Computerised gender recognition could be useful in physiological and psychological analysis as well as in security applications. However, there are difficulties in accurately classifying a human face as being of one particular gender, particular with reference to shape, facial features and behaviour. Researchers from the US and The Netherlands have reviewed the state of the art in gender recognition software. Despite the obstacles, the team found that biological information using physiological signals is not easily confused in its classification and has a higher accuracy (approximately 92 to 100%) compared with gender classification methods that do not use this approach. Biometrics are 80 to 99% accurate, less invasive and are not confused by mood nor clothing. Gender classification based on social network behaviour is least accurate (67 to 88.6%). “A single approach cannot satisfy all the gender classification requirements in various conditions, and each gender classification approach is suitable in a particular field according to the characteristic of performance,” the team reports.
Lin, F., Wu, Y., Zhuang, Y., Long, X. and Xu, W. (2016) ‘Human gender classification: a review’, Int. J. Biometrics, Vol. 8, Nos. 3/4, pp.275–300.
The morning sun really shows your age
The pattern of wrinkles in the aging human face is as unique as a fingerprint and as such might be useful in age-based intelligent systems for the applications such as biometrics, security and surveillance, according to researchers in India. The team has developed a novel human age classification system based on local binary patterns and wrinkle analysis for ageing feature extraction and multi-class support vector machine for age classification to classify the face images into four age classes. They report an accuracy in age classification of more than 91% even with “noisy” images of the human face when they apply their “salt-and-pepper” noise filter, although there is room for improvement in terms of extraction after filtering for Gaussian noise.
Jagtap, J. and Kokare, M. (2017) ‘Local binary patterns and wrinkle analysis in combination with multi-class support vector machine for human age classification’, Int.

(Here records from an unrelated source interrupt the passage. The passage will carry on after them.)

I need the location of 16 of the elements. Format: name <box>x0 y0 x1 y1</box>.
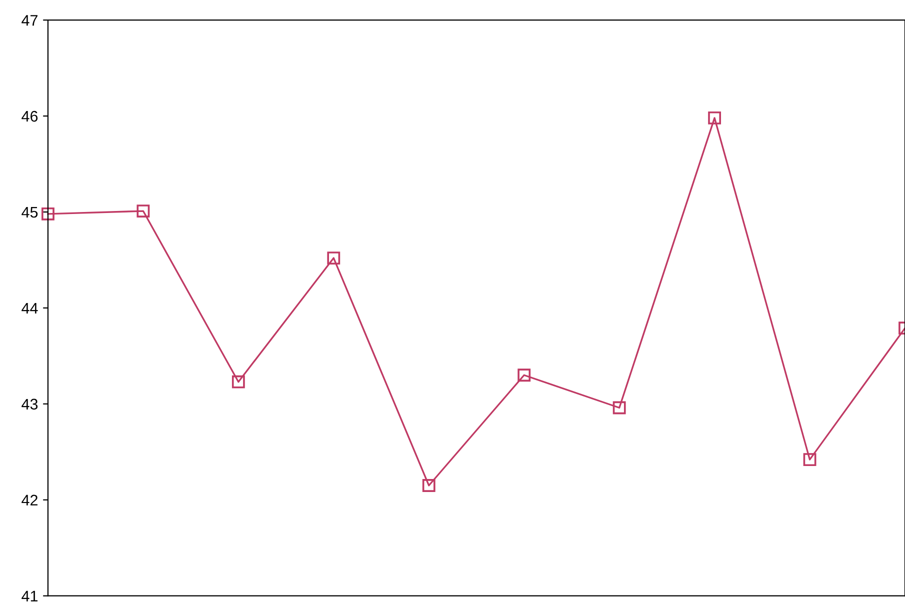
point <box>612 401 626 414</box>
point <box>518 368 531 382</box>
y-tick-label: 41 <box>22 590 38 602</box>
y-tick-label: 42 <box>22 494 38 506</box>
y-tick-label: 45 <box>22 207 38 218</box>
point <box>803 453 816 466</box>
point <box>42 207 54 220</box>
point <box>327 252 340 265</box>
point <box>422 479 436 492</box>
point <box>708 111 722 124</box>
y-tick-label: 46 <box>22 110 38 122</box>
point <box>136 204 150 218</box>
y-tick-label: 43 <box>22 398 38 410</box>
y-tick-label: 44 <box>22 302 38 314</box>
point <box>232 375 245 388</box>
y-tick-label: 47 <box>22 15 38 26</box>
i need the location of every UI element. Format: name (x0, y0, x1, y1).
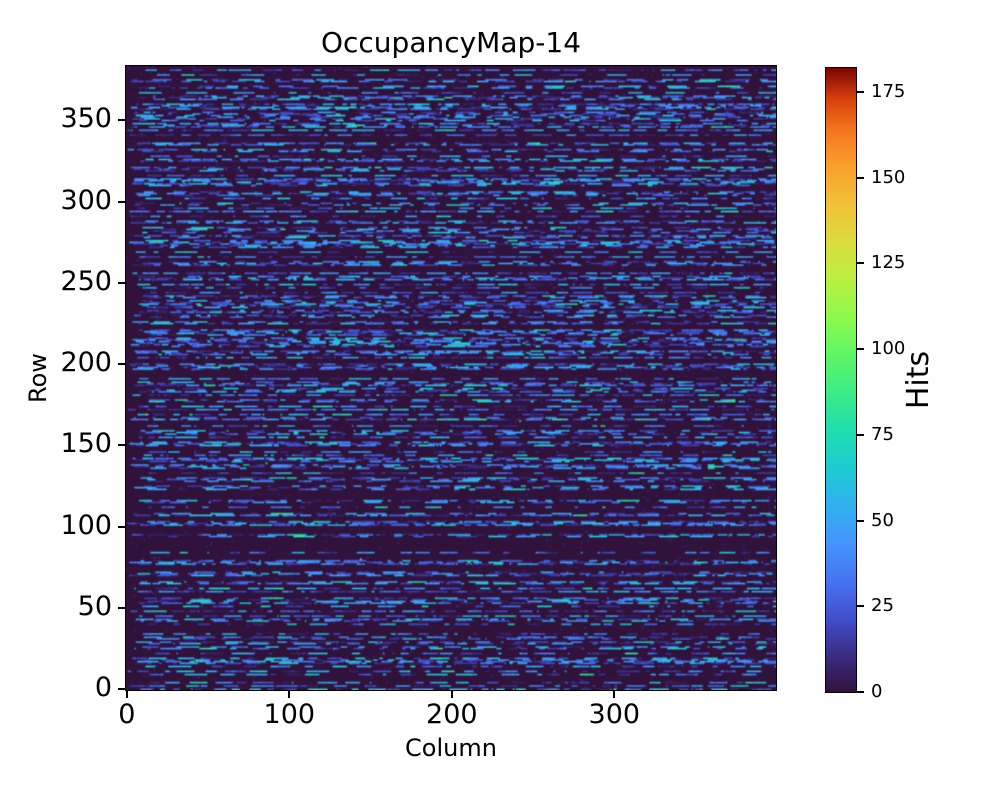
colorbar-tick-mark (857, 605, 864, 608)
colorbar-tick-label: 50 (871, 509, 894, 531)
colorbar-label: Hits (901, 350, 936, 410)
y-tick-mark (118, 363, 125, 366)
y-tick-label: 350 (60, 103, 112, 135)
y-tick-mark (118, 525, 125, 528)
colorbar-tick-mark (857, 348, 864, 351)
x-tick-label: 100 (263, 699, 316, 730)
colorbar-tick-label: 150 (871, 166, 906, 188)
colorbar-tick-label: 75 (871, 423, 894, 445)
heatmap-plot-area (125, 65, 777, 691)
colorbar-tick-mark (857, 262, 864, 265)
y-tick-label: 50 (77, 590, 112, 622)
y-tick-mark (118, 119, 125, 122)
y-axis-label: Row (24, 353, 52, 403)
x-tick-mark (125, 691, 128, 698)
colorbar-tick-label: 0 (871, 681, 883, 702)
colorbar-tick-label: 100 (871, 338, 906, 360)
colorbar-tick-label: 25 (871, 595, 894, 617)
y-tick-label: 200 (60, 347, 112, 379)
y-tick-mark (118, 281, 125, 284)
x-tick-mark (288, 691, 291, 698)
y-tick-label: 150 (60, 428, 112, 460)
colorbar-tick-mark (857, 91, 864, 93)
y-tick-label: 300 (60, 184, 112, 216)
colorbar (825, 67, 857, 693)
x-tick-mark (450, 691, 453, 698)
y-tick-label: 0 (94, 672, 112, 704)
x-tick-label: 200 (426, 699, 478, 730)
y-tick-label: 100 (60, 509, 112, 541)
y-tick-label: 250 (60, 265, 112, 297)
y-tick-mark (118, 688, 125, 691)
colorbar-tick-mark (857, 691, 864, 693)
colorbar-tick-mark (857, 519, 864, 522)
y-tick-mark (118, 444, 125, 447)
x-axis-label: Column (405, 734, 497, 762)
y-tick-mark (118, 200, 125, 203)
plot-title: OccupancyMap-14 (320, 26, 582, 59)
colorbar-tick-label: 125 (871, 252, 906, 274)
occupancy-heatmap-image (126, 66, 776, 690)
x-tick-mark (613, 691, 616, 698)
colorbar-tick-mark (857, 176, 864, 179)
colorbar-tick-mark (857, 433, 864, 436)
x-tick-label: 300 (588, 699, 641, 730)
x-tick-label: 0 (118, 699, 136, 730)
y-tick-mark (118, 606, 125, 609)
colorbar-tick-label: 175 (871, 81, 906, 102)
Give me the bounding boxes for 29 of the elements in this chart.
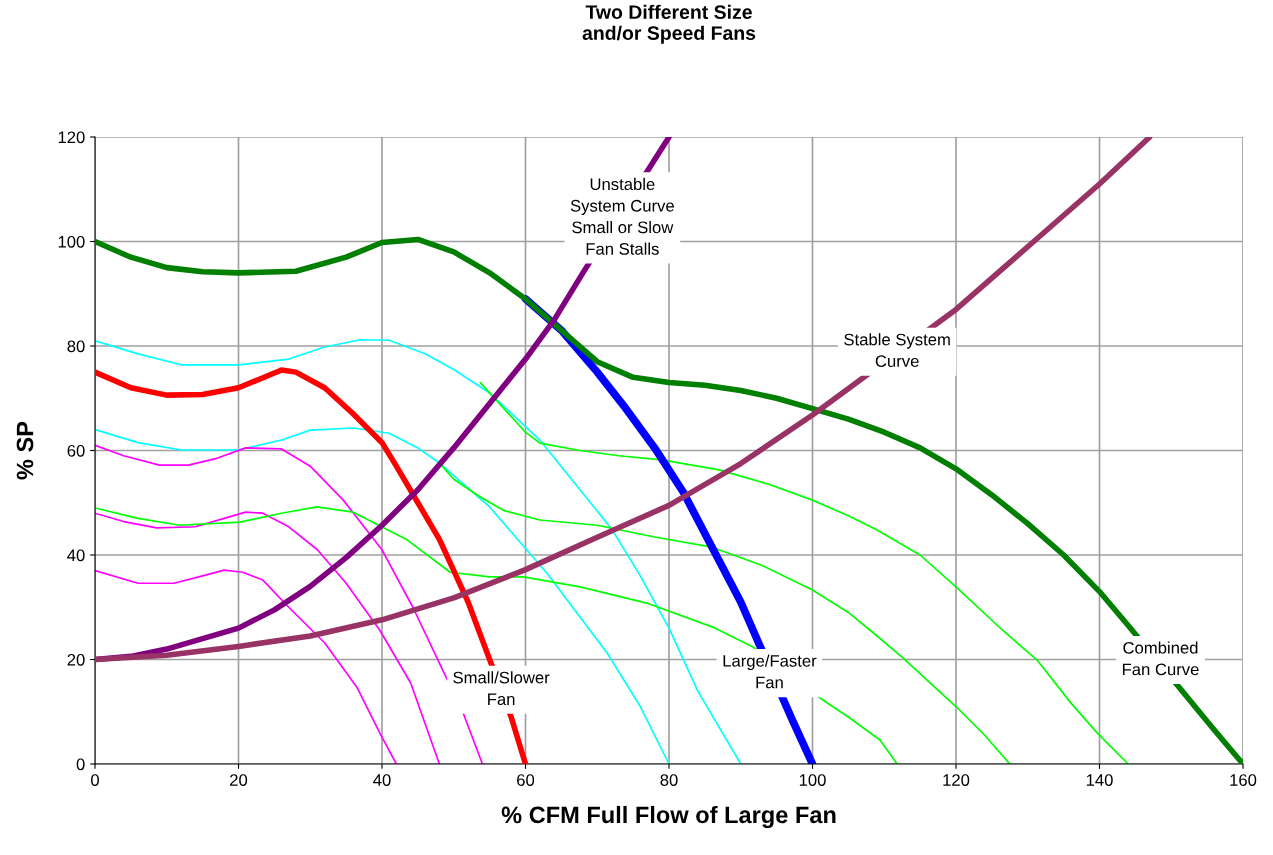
y-tick-label: 120	[58, 131, 85, 144]
line-series	[95, 506, 899, 764]
y-axis-title: % SP	[16, 421, 34, 480]
x-tick-label: 120	[943, 774, 970, 786]
x-axis-title: % CFM Full Flow of Large Fan	[501, 805, 836, 829]
x-tick-label: 20	[230, 774, 248, 786]
y-tick-label: 40	[67, 549, 85, 562]
x-tick-label: 0	[91, 774, 99, 786]
annotation: Large/Faster Fan	[723, 654, 817, 689]
line-series	[95, 427, 670, 764]
y-tick-label: 60	[67, 444, 85, 457]
x-tick-label: 100	[799, 774, 826, 786]
line-series	[438, 462, 1011, 764]
annotation: Unstable System Curve Small or Slow Fan Stalls	[570, 177, 674, 255]
y-tick-label: 20	[67, 653, 85, 666]
y-tick-label: 0	[76, 758, 85, 771]
annotation: Small/Slower Fan	[453, 671, 550, 706]
y-tick-label: 80	[67, 340, 85, 353]
y-tick-label: 100	[58, 235, 85, 248]
x-tick-label: 40	[373, 774, 391, 786]
x-tick-label: 80	[660, 774, 678, 786]
x-tick-label: 160	[1230, 774, 1257, 786]
annotation: Stable System Curve	[844, 333, 950, 368]
x-tick-label: 140	[1086, 774, 1113, 786]
chart-title: Two Different Size and/or Speed Fans	[582, 4, 756, 44]
x-tick-label: 60	[517, 774, 535, 786]
annotation: Combined Fan Curve	[1122, 641, 1199, 676]
line-series	[95, 569, 398, 764]
line-series	[95, 511, 441, 764]
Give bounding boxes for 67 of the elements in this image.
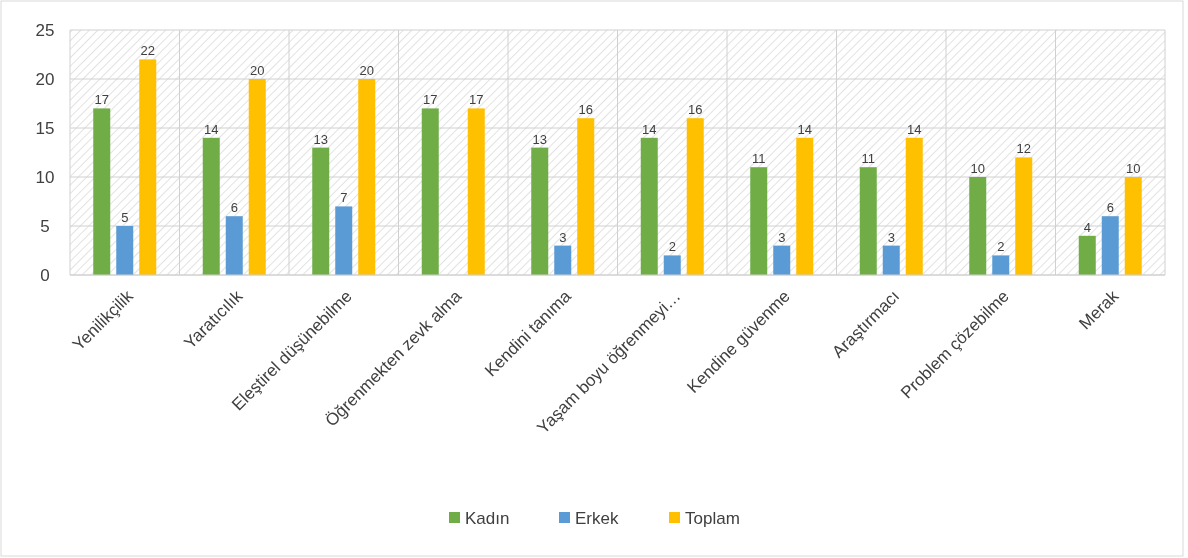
bar <box>905 137 923 275</box>
bar <box>1015 157 1033 275</box>
bar <box>202 137 220 275</box>
data-label: 2 <box>997 239 1005 255</box>
data-label: 10 <box>970 161 985 176</box>
data-label: 14 <box>907 121 922 137</box>
data-label: 17 <box>423 92 438 108</box>
data-label: 11 <box>861 151 875 167</box>
bar <box>992 255 1010 275</box>
data-label: 12 <box>1016 141 1031 157</box>
bar <box>969 177 987 275</box>
bar <box>686 118 704 275</box>
data-label: 14 <box>797 121 812 137</box>
data-label: 17 <box>469 92 484 108</box>
bar <box>663 255 681 275</box>
bar <box>358 79 376 275</box>
legend-label: Toplam <box>685 508 740 528</box>
data-label: 14 <box>642 121 657 137</box>
data-label: 5 <box>121 210 129 225</box>
data-label: 10 <box>1126 161 1141 176</box>
bar <box>248 79 266 275</box>
data-label: 2 <box>668 239 676 255</box>
y-tick-label: 15 <box>35 118 55 138</box>
y-tick-label: 20 <box>35 69 55 89</box>
data-label: 16 <box>688 102 703 118</box>
data-label: 20 <box>250 63 265 78</box>
data-label: 6 <box>1106 200 1114 216</box>
data-label: 3 <box>559 229 567 245</box>
data-label: 4 <box>1083 219 1091 235</box>
data-label: 17 <box>94 92 109 108</box>
bar <box>640 137 658 275</box>
legend-label: Kadın <box>465 508 510 528</box>
data-label: 13 <box>532 131 547 147</box>
bar <box>467 108 485 275</box>
bar <box>312 147 330 275</box>
bar <box>335 206 353 275</box>
legend-label: Erkek <box>575 508 619 528</box>
data-label: 14 <box>204 121 219 137</box>
data-label: 13 <box>313 131 328 147</box>
bar <box>116 226 134 275</box>
bar <box>554 245 572 275</box>
bar <box>93 108 111 275</box>
data-label: 7 <box>340 190 348 206</box>
data-label: 16 <box>578 102 593 118</box>
data-label: 3 <box>887 229 895 245</box>
bar <box>859 167 877 275</box>
bar <box>225 216 243 275</box>
bar <box>577 118 595 275</box>
y-tick-label: 5 <box>40 216 50 236</box>
y-tick-label: 10 <box>35 167 55 187</box>
bar <box>882 245 900 275</box>
y-tick-label: 0 <box>40 265 50 285</box>
bar <box>139 59 157 275</box>
data-label: 22 <box>140 43 155 59</box>
bar <box>531 147 549 275</box>
bar <box>1078 235 1096 275</box>
bar <box>421 108 439 275</box>
bar <box>750 167 768 275</box>
y-tick-label: 25 <box>35 20 55 40</box>
bar <box>796 137 814 275</box>
bar <box>1124 177 1142 275</box>
bar <box>1101 216 1119 275</box>
data-label: 11 <box>752 151 766 167</box>
bar <box>773 245 791 275</box>
data-label: 20 <box>359 63 374 78</box>
data-label: 6 <box>230 200 238 216</box>
data-label: 3 <box>778 229 786 245</box>
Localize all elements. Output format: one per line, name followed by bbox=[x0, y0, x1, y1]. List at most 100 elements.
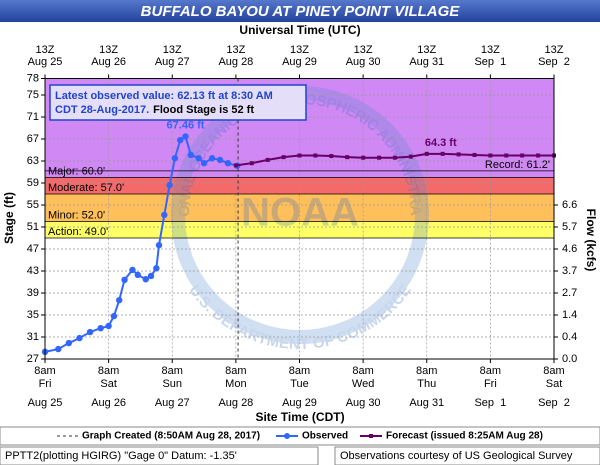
x-tick-utc-date: Aug 31 bbox=[409, 56, 444, 68]
y2-tick-label: 2.7 bbox=[562, 287, 577, 299]
point bbox=[208, 155, 216, 162]
footer-left: PPTT2(plotting HGIRG) "Gage 0" Datum: -1… bbox=[5, 450, 237, 462]
y2-tick-label: 3.7 bbox=[562, 265, 577, 277]
point bbox=[155, 241, 163, 249]
x-title: Site Time (CDT) bbox=[255, 410, 344, 424]
x-tick-weekday: Sat bbox=[100, 378, 117, 390]
x-tick-date: Sep 1 bbox=[474, 397, 506, 409]
point bbox=[171, 155, 179, 162]
y-tick-label: 59 bbox=[27, 177, 39, 189]
x-tick-utc-date: Aug 30 bbox=[346, 56, 381, 68]
x-tick-utc: 13Z bbox=[163, 44, 182, 56]
x-tick-label: 8am bbox=[289, 365, 310, 377]
x-tick-weekday: Fri bbox=[484, 378, 497, 390]
flood-label: Moderate: 57.0' bbox=[48, 182, 124, 194]
x-tick-utc: 13Z bbox=[36, 44, 55, 56]
point bbox=[200, 160, 208, 167]
watermark-text: NOAA bbox=[241, 191, 359, 235]
x-tick-label: 8am bbox=[416, 365, 437, 377]
y-tick-label: 43 bbox=[27, 265, 39, 277]
x-tick-weekday: Thu bbox=[417, 378, 436, 390]
annotation-text: Latest observed value: 62.13 ft at 8:30 … bbox=[55, 90, 273, 102]
point bbox=[153, 265, 160, 272]
footer-right: Observations courtesy of US Geological S… bbox=[340, 450, 573, 462]
x-tick-label: 8am bbox=[98, 365, 119, 377]
x-tick-label: 8am bbox=[543, 365, 564, 377]
x-tick-utc-date: Aug 26 bbox=[91, 56, 126, 68]
point bbox=[297, 153, 302, 158]
x-tick-weekday: Mon bbox=[225, 378, 246, 390]
x-tick-date: Aug 26 bbox=[91, 397, 126, 409]
y-tick-label: 67 bbox=[27, 133, 39, 145]
x-tick-utc: 13Z bbox=[290, 44, 309, 56]
point bbox=[182, 133, 189, 140]
x-tick-utc-date: Aug 28 bbox=[218, 56, 253, 68]
x-tick-utc-date: Aug 27 bbox=[155, 56, 190, 68]
x-tick-utc: 13Z bbox=[481, 44, 500, 56]
x-tick-utc-date: Sep 1 bbox=[474, 56, 506, 68]
value-label: 67.46 ft bbox=[167, 119, 205, 131]
point bbox=[65, 339, 73, 347]
annotation-text: CDT 28-Aug-2017. bbox=[55, 104, 149, 116]
point bbox=[195, 155, 202, 162]
y-tick-label: 63 bbox=[27, 155, 39, 167]
point bbox=[488, 153, 493, 158]
plot-frame bbox=[44, 78, 555, 360]
point bbox=[129, 266, 136, 274]
point bbox=[504, 153, 509, 158]
x-tick-date: Aug 27 bbox=[155, 397, 190, 409]
y2-tick-label: 0.4 bbox=[562, 331, 577, 343]
point bbox=[97, 325, 104, 332]
point bbox=[233, 163, 238, 168]
flood-label: Action: 49.0' bbox=[48, 226, 108, 238]
point bbox=[161, 211, 168, 219]
point bbox=[116, 296, 123, 304]
x-tick-label: 8am bbox=[162, 365, 183, 377]
x-tick-date: Aug 31 bbox=[409, 397, 444, 409]
x-tick-weekday: Wed bbox=[352, 378, 374, 390]
point bbox=[134, 271, 141, 279]
point bbox=[86, 328, 94, 336]
x-tick-date: Aug 30 bbox=[346, 397, 381, 409]
footer-box bbox=[0, 446, 319, 465]
x-tick-weekday: Fri bbox=[39, 378, 52, 390]
point bbox=[408, 154, 413, 159]
y2-tick-label: 1.4 bbox=[562, 309, 577, 321]
point bbox=[216, 156, 224, 164]
point bbox=[224, 160, 232, 167]
flood-label: Major: 60.0' bbox=[48, 165, 105, 177]
y-tick-label: 31 bbox=[27, 331, 39, 343]
point bbox=[76, 334, 83, 342]
y2-tick-label: 4.6 bbox=[562, 243, 577, 255]
x-tick-utc: 13Z bbox=[226, 44, 245, 56]
x-tick-utc: 13Z bbox=[99, 44, 118, 56]
point bbox=[440, 151, 445, 156]
x-tick-utc: 13Z bbox=[417, 44, 436, 56]
point bbox=[147, 272, 155, 280]
point bbox=[392, 155, 397, 160]
point bbox=[166, 182, 173, 189]
footer-box bbox=[334, 446, 600, 465]
y-tick-label: 51 bbox=[27, 221, 39, 233]
y2-title: Flow (kcfs) bbox=[584, 209, 598, 272]
x-tick-weekday: Sat bbox=[546, 378, 563, 390]
y-tick-label: 27 bbox=[27, 353, 39, 365]
point bbox=[377, 155, 382, 160]
x-tick-utc-date: Aug 29 bbox=[282, 56, 317, 68]
y-tick-label: 55 bbox=[27, 199, 39, 211]
point bbox=[110, 312, 118, 320]
x-tick-label: 8am bbox=[34, 365, 55, 377]
y-tick-label: 78 bbox=[27, 72, 39, 84]
x-tick-utc-date: Aug 25 bbox=[28, 56, 63, 68]
x-tick-utc-date: Sep 2 bbox=[538, 56, 570, 68]
point bbox=[281, 155, 286, 160]
flood-label: Minor: 52.0' bbox=[48, 209, 105, 221]
y2-tick-label: 0.0 bbox=[562, 353, 577, 365]
x-tick-date: Aug 25 bbox=[28, 397, 63, 409]
point bbox=[536, 153, 541, 158]
point bbox=[520, 153, 525, 158]
y2-tick-label: 5.7 bbox=[562, 221, 577, 233]
legend-label: Forecast (issued 8:25AM Aug 28) bbox=[386, 431, 543, 442]
y-tick-label: 39 bbox=[27, 287, 39, 299]
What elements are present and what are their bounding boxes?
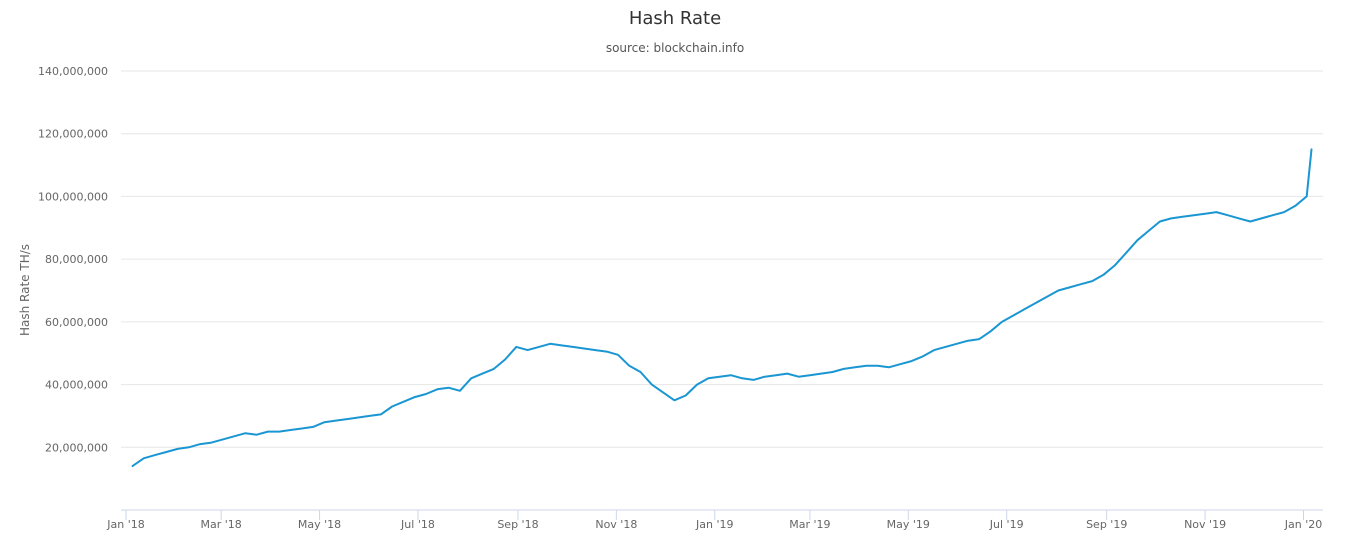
x-tick-label: Nov '19 <box>1184 518 1226 531</box>
x-tick-label: Jan '20 <box>1284 518 1322 531</box>
y-tick-label: 100,000,000 <box>38 190 108 203</box>
x-tick-label: Jan '19 <box>695 518 733 531</box>
x-tick-label: Mar '19 <box>789 518 830 531</box>
y-tick-label: 120,000,000 <box>38 128 108 141</box>
y-tick-label: 60,000,000 <box>45 316 108 329</box>
x-tick-label: May '18 <box>298 518 341 531</box>
y-tick-label: 20,000,000 <box>45 441 108 454</box>
x-tick-label: Jan '18 <box>106 518 144 531</box>
y-tick-label: 40,000,000 <box>45 379 108 392</box>
hash-rate-series-line[interactable] <box>131 148 1313 468</box>
x-tick-label: Sep '18 <box>497 518 538 531</box>
y-tick-label: 140,000,000 <box>38 65 108 78</box>
x-tick-label: Mar '18 <box>201 518 242 531</box>
x-tick-label: Nov '18 <box>595 518 637 531</box>
x-tick-label: Jul '19 <box>989 518 1024 531</box>
chart-title: Hash Rate <box>629 8 721 29</box>
chart-subtitle: source: blockchain.info <box>606 41 744 55</box>
x-axis-ticks: Jan '18 Mar '18 May '18 Jul '18 Sep '18 Nov '… <box>106 510 1322 531</box>
x-tick-label: May '19 <box>887 518 930 531</box>
y-axis-label: Hash Rate TH/s <box>18 244 32 336</box>
grid-lines <box>121 70 1323 448</box>
series-group <box>131 148 1313 468</box>
y-axis-ticks: 20,000,000 40,000,000 60,000,000 80,000,000… <box>38 65 108 454</box>
x-tick-label: Jul '18 <box>400 518 435 531</box>
y-tick-label: 80,000,000 <box>45 253 108 266</box>
x-tick-label: Sep '19 <box>1086 518 1127 531</box>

J. Applied Pattern Recognition, Vol. 4, No. 1, pp.1–13.
Researchers in Germany explain that almost every analysis of social media and social networking sites inevitably fails to take into account the complexity of human beings when investigating the properties of systems such as the microblogging platform, Twitter. They have now demonstrated that behaviour is a key feature in detecting users with specific characteristics. Their research demonstrates how meaningful patterns of user behaviour can be extracted on a large-scale that reflects the personalities of those users. “This,” the team suggests, “is a first step to prediction of user action and the underlying individual decision-making process.” Their approach identifies clusters methodically but allows for automated detection of user behaviour patterns.
Klotz, C., Akinalp, C. and Unger, H. (2016) ‘Clustering user behaviour patterns on Twitter’, Int. J. Social Network Mining, Vol. 2, No. 3, pp.203–223.
A virtual machine (VM) emulates the behaviour of a computer system. VMs are based on computer architecture and mimic the functionality of a physical computer. They are widely used in a range of settings not least cloud computing, to allow users to run operating systems meant for one kind of computer architecture on another, and to allow several systems to run on a single server independently. US researchers have looked at the security of VMs in the context of cloud computing and suggest that several bad practices ought to be corrected in order to tighten security in many systems. Risk-management plans and appropriate auditing represent the baseline if providers are to protect their systems from intruders, malware and other computer security problems.
Khan, A. (2017) ‘Virtual machine security’, Int. J. Information and Computer Security, Vol. 9, Nos. 1/2, pp.49–84.